When you see a foreign word for cosmetics, it both scares and arouses interest. The next step is to google it and understand its meaning. Our “Beauty Glossary” section was created specifically for this – to explain, in simple and understandable language, new words that sound more and more difficult, but are increasingly common. The first “emotional” next. It is usually indicated after the name of the product – “softening cream”, “softening balm”.
The term “softener” comes from the Latin verb emollire to soften. Hence its main feature. Emollients are substances designed to soften the skin. They form a protective film on the surface layer that forms an occlusion, that is, prevents the evaporation of moisture. Water constantly rises to the surface of the skin and evaporates, and if this process is slowed down, the moisture content of the epidermis increases significantly. As a result, the skin will become more moist and soft.
What types of softeners are there?
Due to their moisture-retaining properties, emollients have begun to be in demand in the composition of cosmetic products, especially for dry skin.
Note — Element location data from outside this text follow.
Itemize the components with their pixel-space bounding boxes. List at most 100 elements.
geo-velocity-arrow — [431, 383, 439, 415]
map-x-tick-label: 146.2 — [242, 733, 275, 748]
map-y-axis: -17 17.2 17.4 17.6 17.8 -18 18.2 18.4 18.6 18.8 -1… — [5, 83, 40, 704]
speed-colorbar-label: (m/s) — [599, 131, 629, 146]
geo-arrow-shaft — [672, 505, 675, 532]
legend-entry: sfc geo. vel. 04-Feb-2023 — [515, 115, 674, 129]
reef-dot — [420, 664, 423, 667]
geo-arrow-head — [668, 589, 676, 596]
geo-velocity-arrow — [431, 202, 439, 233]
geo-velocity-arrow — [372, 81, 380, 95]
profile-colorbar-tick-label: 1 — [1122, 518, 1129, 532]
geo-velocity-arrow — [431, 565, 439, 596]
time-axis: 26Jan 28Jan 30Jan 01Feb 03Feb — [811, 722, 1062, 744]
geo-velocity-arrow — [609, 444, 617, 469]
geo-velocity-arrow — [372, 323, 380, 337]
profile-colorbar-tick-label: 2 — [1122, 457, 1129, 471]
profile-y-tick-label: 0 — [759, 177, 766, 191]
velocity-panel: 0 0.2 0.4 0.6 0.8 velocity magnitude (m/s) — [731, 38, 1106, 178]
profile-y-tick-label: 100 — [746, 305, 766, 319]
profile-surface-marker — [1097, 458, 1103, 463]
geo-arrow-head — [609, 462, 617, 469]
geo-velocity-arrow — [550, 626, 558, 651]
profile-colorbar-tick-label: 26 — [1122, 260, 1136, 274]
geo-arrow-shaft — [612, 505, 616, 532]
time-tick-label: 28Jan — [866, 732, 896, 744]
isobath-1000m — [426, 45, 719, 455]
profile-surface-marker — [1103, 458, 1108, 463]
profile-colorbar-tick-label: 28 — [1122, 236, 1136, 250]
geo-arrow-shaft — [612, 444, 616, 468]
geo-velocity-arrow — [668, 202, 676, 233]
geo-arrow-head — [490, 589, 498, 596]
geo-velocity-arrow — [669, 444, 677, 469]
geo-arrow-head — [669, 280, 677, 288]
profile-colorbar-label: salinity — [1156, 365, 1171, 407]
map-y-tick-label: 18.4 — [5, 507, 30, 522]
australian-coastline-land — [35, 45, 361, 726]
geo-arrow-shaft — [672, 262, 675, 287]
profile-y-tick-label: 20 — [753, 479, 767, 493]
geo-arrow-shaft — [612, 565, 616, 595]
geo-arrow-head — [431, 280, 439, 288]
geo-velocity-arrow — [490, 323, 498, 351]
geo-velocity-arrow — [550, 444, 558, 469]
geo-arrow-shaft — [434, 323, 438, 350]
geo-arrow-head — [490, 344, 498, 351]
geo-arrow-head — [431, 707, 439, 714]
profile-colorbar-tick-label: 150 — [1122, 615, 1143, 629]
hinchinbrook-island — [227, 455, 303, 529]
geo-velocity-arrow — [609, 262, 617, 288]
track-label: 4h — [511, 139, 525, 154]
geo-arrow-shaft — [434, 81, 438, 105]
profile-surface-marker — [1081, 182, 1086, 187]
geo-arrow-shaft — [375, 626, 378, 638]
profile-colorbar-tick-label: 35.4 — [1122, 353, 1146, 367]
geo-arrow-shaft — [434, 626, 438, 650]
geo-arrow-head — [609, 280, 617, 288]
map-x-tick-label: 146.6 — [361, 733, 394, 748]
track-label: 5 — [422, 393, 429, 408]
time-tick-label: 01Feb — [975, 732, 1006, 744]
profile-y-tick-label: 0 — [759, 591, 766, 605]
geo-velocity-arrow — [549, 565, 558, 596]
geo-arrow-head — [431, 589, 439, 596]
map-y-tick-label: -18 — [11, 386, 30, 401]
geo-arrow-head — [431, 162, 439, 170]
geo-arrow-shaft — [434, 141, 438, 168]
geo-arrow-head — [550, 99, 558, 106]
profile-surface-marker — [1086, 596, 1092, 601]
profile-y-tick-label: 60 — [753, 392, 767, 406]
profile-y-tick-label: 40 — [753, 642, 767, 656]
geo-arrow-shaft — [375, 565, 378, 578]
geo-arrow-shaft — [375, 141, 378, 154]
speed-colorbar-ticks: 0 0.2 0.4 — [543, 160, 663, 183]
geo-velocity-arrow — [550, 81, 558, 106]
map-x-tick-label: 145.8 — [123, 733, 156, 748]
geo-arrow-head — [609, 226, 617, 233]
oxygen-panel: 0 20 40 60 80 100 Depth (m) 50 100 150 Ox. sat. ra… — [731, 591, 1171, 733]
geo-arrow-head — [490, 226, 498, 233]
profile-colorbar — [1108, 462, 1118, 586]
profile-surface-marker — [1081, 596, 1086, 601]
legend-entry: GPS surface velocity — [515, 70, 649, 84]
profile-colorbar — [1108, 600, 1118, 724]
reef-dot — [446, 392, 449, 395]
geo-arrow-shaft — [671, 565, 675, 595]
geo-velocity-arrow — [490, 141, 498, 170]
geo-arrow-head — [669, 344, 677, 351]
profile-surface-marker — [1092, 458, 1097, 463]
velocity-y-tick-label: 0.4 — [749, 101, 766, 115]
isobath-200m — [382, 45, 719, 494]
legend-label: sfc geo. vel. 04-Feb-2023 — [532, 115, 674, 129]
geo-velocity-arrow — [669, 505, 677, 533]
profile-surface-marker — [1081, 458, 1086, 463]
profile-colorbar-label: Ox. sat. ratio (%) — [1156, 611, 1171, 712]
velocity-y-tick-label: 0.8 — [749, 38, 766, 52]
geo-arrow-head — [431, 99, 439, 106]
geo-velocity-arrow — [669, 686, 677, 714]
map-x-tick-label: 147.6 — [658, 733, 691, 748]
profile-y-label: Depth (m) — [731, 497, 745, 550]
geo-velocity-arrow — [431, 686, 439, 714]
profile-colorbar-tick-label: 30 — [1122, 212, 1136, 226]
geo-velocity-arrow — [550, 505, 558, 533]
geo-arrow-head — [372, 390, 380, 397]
And funds based on them began to be called softening creams.
There are several types of softeners – natural, synthetic and chemical. The first can be divided into substances of animal and vegetable origin: vegetable oils (almond, olive, argan, etc.) and animal fats. Softeners were in demand even before the advent of cosmetics. Northern peoples, like themselves, used natural animal fat. It protected them from the strong wind and cold. And southerners used vegetable oils to protect their skin from sun and dryness.
Synthetic emollients are silicones that many still try to avoid in cosmetics. Most often they are used in decorative and cosmetology for hair. For softening skin texture, filling enlarged pores and barrier function.
Chemical softeners are obtained as a result of refining the oil. These are petroleum jelly, paraffin and mineral oils. People with oily and problem skin need to be more careful.
Who needs them?
Emollients can help with the following skin problems:
– skin cleansing;
– increased sensitivity.
What are the tools?
Emollients are often included in products for dry, dehydrated and flaky skin. These can be creams and balms with a more dense texture and light emulsions with less emollients.
By the way, emollients do not moisturize on their own. They trap moisture and deliver it to ingredients like glycerin or hyaluronic acid.
Source: People Talk
I’m Roger Gritton, and I’ve been writing for the The Fashion Vibes for over 5 years now. My specialty is beauty news; I’m passionate about covering the latest trends, products, and innovations in the industry. In my time there, I’ve become known as an authority on all things beauty-related.
I love discovering new experts to interview, researching up-and-coming ingredients and techniques that are making their way onto our beauty shelves and highlighting people who are making a difference in the world of cosmetics. My work has appeared not only on The Fashion Vibes, but also several other publications including the New York Times Magazine, Allure Magazine and Refinery29.